Collared Lory 20 cm; 71–92 g. Bill orange; crown above a line through eye glossy purplish-black, bordered on nape by elongated bright yellowish-green feathers; back, wings and tail green; face below the eye, upper back and undersides down to mid-belly red; lower belly blackish purple, green on vent and under tail-coverts; legs orange.

Collared Lory parrot

Female has paler, bluish fore­crown, greener on the collar.

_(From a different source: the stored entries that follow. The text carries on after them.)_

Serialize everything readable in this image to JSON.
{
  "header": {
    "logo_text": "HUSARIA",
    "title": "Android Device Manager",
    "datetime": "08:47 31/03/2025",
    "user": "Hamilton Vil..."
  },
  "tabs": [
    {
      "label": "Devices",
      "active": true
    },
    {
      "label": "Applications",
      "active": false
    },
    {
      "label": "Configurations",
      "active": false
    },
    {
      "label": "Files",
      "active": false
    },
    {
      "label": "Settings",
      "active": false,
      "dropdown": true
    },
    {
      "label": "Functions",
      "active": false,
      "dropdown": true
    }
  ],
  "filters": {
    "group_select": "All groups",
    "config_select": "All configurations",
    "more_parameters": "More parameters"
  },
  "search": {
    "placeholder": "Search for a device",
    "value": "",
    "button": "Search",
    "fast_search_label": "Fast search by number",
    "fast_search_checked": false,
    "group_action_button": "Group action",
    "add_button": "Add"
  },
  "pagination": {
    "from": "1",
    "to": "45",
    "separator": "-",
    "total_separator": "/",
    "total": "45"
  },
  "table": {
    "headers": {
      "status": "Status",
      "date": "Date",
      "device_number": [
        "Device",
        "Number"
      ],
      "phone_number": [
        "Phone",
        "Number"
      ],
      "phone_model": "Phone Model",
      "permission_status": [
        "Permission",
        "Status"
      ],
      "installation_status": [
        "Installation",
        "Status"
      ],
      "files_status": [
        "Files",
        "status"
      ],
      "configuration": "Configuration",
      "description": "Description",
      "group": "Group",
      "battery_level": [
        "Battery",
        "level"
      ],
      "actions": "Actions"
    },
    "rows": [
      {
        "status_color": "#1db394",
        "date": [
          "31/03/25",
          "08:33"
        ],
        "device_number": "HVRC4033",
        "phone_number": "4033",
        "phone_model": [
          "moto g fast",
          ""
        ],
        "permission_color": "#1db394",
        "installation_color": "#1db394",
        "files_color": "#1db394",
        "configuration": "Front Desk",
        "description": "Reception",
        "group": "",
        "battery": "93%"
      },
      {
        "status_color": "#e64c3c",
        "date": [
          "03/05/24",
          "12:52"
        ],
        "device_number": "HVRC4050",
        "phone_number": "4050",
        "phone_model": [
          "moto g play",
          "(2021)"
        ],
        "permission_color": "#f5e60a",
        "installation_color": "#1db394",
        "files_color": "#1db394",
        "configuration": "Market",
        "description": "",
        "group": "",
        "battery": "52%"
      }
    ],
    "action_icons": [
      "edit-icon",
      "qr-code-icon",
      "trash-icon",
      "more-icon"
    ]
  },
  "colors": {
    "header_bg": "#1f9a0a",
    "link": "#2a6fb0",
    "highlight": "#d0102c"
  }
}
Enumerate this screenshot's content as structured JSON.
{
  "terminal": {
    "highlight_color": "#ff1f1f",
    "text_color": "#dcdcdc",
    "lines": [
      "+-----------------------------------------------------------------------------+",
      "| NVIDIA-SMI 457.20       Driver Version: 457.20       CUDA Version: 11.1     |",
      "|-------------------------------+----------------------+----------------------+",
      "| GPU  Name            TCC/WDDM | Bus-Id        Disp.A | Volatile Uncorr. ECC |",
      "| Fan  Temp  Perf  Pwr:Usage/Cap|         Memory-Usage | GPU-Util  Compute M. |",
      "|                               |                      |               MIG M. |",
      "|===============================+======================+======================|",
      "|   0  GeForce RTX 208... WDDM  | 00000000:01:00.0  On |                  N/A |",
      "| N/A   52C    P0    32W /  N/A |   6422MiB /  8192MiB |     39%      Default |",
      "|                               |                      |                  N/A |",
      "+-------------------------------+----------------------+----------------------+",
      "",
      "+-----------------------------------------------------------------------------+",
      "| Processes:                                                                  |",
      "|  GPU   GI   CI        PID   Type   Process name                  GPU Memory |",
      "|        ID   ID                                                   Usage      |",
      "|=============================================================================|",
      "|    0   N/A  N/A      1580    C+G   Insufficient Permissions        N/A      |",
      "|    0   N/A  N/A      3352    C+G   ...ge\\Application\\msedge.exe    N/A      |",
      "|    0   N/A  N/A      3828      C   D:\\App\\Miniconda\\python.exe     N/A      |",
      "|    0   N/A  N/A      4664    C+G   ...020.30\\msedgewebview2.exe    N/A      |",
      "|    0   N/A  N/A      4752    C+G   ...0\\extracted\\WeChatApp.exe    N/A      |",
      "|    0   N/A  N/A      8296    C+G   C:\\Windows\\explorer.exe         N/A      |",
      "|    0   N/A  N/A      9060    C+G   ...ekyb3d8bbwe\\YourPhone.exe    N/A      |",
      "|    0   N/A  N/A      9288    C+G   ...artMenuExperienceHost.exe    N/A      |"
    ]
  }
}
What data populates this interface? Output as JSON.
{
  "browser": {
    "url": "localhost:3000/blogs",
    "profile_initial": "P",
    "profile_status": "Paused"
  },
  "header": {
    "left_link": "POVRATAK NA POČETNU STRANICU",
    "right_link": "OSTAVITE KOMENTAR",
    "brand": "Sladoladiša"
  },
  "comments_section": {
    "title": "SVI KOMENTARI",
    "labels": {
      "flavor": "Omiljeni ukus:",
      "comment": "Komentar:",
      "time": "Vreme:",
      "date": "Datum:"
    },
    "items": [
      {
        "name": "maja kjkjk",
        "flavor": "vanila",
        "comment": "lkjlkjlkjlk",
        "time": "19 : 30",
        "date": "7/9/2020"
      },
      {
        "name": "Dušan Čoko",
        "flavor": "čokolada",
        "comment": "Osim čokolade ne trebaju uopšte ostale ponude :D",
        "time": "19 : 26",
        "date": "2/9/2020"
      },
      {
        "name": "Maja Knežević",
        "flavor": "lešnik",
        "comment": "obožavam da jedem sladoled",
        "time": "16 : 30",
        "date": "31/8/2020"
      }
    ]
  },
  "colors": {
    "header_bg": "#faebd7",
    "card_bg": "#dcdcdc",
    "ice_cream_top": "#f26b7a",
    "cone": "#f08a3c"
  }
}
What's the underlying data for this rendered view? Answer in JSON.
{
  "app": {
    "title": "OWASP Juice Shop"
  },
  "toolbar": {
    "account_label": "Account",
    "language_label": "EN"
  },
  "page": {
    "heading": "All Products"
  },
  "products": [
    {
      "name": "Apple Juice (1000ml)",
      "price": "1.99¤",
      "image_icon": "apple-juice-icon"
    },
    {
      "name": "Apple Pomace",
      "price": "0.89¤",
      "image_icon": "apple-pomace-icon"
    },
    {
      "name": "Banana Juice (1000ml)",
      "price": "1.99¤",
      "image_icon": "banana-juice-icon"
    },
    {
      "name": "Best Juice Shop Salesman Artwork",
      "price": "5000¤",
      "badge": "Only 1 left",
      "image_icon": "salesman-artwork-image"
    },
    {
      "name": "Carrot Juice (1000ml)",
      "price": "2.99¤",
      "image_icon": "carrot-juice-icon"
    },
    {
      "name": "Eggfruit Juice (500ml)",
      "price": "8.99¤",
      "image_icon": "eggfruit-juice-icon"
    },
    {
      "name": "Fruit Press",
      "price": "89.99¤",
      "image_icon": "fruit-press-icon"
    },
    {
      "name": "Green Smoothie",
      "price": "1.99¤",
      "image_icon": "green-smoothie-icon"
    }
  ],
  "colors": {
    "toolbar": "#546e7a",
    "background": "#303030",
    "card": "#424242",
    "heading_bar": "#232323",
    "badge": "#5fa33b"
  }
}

Immature duller green and non-elongate on the nape, with darker bill and legs.

Systematics History

Monotypic.

Subspecies

Monotypic.

Distribution

Fiji, except S Lau Archipelago.

Habitat

Forested areas up to 1200 m or more, being plentiful in wetter windward areas, less so in leeward coastal farmlands; also plantations and tree-lined streets in villages and towns.

Collared Lory

Movement

Seasonal movements were reported in some areas, in response to the annual availability of food, e.g. birds move into the Sigatoka Valley, Viti Levu when Erythrina trees bloom in Aug–Sept.

Diet and Foraging

Blossoms of coconut palms, Erythrina indica, and Spathodea campanulata; also fruits of cultivated mango (Mangifera indica) and soursop (Annona muricata).

Collared Lory

COURSE:dsflores

Sounds and Vocal Behavior

Calls include several chittering notes such as “tzreet”, given both from perch and in flight, and a more squabbling “tzriririt” when perched.

Breeding

Jul, Nov–Dec. Nest in a hole in tree or stump, sometimes in rotting coconut still attached to the tree. Eggs two; in captivity, incubation c. 30 days, nestling period c. 9 weeks.

Collared Lory

SOURCE:Marcus S Tarte

Conservation Status

Not globally threatened. CITES II. A BirdLife “restricted-range” species. Common in forests and wetter areas on Viti Levu and Vanua Levu; also common on 10 km² Makogai I; rare on Ngau possibly owing to nest-site competition from the common Prosopeia tabuensis.